When the second defensive unit took the field in garbage time, freshmen Isaiah McGuire and Darius Robinson took the field first, rather than upperclassmen Chris Daniels and Antar Thompson. This suggests that Daniels and Thompson will not be contributors this year.

Why are the fifth and sixth DTs important to the run defense? If DL coach Brick Haley doesn’t believe he can go deeper than a four tackle rotation, it is unlikely we see Akial Byers at DE at all this year. I’ve thought lining up Byers on the edge against run-heavy offenses (such as Wyoming’s) would be a good use of a versatile player when the smaller ends are getting abused. This kind of insurance appears to be unavailable, at least for the time being.

Long Yardage Pass Defense

  • Are the DBs the ballhawks they appeared to be?

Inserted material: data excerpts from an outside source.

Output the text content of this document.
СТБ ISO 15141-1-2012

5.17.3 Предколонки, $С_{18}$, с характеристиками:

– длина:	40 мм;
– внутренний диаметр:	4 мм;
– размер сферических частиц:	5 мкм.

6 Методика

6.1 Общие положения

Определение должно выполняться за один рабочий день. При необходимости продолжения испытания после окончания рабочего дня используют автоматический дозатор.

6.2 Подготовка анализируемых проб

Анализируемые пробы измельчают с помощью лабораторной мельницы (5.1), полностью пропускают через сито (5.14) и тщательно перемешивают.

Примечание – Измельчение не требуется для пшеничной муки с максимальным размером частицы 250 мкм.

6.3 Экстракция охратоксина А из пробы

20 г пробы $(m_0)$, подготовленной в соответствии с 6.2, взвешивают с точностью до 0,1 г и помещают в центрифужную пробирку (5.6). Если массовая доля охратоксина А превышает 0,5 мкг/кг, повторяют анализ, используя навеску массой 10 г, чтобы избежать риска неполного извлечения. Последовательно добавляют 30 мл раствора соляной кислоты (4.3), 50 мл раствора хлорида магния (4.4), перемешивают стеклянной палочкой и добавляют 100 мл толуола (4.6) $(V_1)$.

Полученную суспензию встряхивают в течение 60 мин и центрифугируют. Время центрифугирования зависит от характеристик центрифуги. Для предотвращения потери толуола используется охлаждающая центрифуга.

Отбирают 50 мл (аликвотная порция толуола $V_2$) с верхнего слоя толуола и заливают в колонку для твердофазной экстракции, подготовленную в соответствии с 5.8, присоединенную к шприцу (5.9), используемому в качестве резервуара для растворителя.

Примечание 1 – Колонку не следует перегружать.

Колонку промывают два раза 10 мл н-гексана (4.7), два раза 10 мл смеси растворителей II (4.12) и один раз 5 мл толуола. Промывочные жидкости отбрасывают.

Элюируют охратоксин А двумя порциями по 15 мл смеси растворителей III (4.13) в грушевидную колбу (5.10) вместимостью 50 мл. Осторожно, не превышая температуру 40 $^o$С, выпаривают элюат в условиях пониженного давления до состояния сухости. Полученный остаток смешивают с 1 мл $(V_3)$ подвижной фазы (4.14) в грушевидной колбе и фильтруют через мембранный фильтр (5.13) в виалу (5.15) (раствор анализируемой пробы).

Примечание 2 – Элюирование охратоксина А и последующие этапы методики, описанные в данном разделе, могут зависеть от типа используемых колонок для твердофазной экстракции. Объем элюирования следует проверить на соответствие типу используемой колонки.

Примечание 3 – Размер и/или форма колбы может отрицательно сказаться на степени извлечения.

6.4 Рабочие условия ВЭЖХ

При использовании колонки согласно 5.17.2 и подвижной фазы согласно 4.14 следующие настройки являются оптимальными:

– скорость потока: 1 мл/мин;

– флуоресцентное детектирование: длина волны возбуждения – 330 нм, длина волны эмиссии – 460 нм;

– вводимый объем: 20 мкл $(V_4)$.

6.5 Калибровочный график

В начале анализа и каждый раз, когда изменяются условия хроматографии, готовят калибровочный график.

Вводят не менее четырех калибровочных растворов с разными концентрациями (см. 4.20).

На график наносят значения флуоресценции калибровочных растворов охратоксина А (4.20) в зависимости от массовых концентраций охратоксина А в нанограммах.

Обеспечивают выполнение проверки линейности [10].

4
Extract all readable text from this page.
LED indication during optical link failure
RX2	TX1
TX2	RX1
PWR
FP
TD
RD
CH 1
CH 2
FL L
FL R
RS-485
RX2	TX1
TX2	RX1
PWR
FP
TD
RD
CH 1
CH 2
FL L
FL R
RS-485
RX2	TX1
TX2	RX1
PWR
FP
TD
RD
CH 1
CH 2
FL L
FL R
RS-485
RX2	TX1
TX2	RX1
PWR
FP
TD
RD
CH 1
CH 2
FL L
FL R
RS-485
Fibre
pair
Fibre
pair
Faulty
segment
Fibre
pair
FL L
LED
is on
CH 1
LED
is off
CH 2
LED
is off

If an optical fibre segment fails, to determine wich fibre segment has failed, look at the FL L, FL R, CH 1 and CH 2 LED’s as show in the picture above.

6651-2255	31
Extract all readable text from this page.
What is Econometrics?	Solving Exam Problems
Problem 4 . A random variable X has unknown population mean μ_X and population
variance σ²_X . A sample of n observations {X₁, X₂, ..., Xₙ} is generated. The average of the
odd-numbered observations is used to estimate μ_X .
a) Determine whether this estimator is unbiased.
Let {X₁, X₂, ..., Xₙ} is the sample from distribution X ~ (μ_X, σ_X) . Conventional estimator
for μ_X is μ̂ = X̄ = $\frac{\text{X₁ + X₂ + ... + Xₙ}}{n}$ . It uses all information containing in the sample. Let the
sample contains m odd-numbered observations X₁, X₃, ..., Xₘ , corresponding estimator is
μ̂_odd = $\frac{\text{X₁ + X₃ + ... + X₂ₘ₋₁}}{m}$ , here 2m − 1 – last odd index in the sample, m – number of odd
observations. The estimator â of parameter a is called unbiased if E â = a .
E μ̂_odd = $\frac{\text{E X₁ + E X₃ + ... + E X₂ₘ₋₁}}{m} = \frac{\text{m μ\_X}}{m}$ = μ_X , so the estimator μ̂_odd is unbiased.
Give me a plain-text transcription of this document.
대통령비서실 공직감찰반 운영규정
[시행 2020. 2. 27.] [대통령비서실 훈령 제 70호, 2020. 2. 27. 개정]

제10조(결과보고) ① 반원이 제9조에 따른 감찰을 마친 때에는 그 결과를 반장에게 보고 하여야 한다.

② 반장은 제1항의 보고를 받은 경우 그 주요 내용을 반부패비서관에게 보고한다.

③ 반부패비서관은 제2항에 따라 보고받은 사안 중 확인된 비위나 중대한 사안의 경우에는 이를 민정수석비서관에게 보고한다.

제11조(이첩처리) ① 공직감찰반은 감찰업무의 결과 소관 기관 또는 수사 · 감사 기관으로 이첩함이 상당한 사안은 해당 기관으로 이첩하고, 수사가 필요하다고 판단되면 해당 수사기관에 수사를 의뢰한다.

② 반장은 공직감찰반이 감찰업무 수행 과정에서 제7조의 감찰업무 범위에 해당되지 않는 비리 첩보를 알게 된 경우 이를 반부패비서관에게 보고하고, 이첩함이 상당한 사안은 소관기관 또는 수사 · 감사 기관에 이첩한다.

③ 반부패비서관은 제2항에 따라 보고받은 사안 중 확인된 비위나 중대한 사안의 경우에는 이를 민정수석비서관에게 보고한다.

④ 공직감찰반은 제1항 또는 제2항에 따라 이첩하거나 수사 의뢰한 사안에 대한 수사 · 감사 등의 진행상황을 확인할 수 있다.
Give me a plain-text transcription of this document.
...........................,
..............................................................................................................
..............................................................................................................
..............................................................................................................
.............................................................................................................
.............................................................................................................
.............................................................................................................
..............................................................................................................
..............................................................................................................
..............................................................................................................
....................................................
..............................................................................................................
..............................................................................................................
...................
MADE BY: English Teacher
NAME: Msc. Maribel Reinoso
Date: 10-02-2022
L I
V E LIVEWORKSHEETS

Strong safety Ronnell Perkins had the season’s first interception by a Tiger defensive back, and Missouri DBs defended several other passes. I counted four other times Tiger DBs had a chance to pick off Kendall. Can we expect such ballhawking to continue?

  • Will the DEs produce?

Yes, the Tigers put pressure on Kendall, but almost none of it was applied by a four-man rush. As many of us feared, the defensive ends just haven’t offered much production to this point. Will we see improvement from the guys who are playing now? Will Trajan Jeffcoat make a difference when he returns?

We will be looking for answers to these questions among others in future installments of Film Room.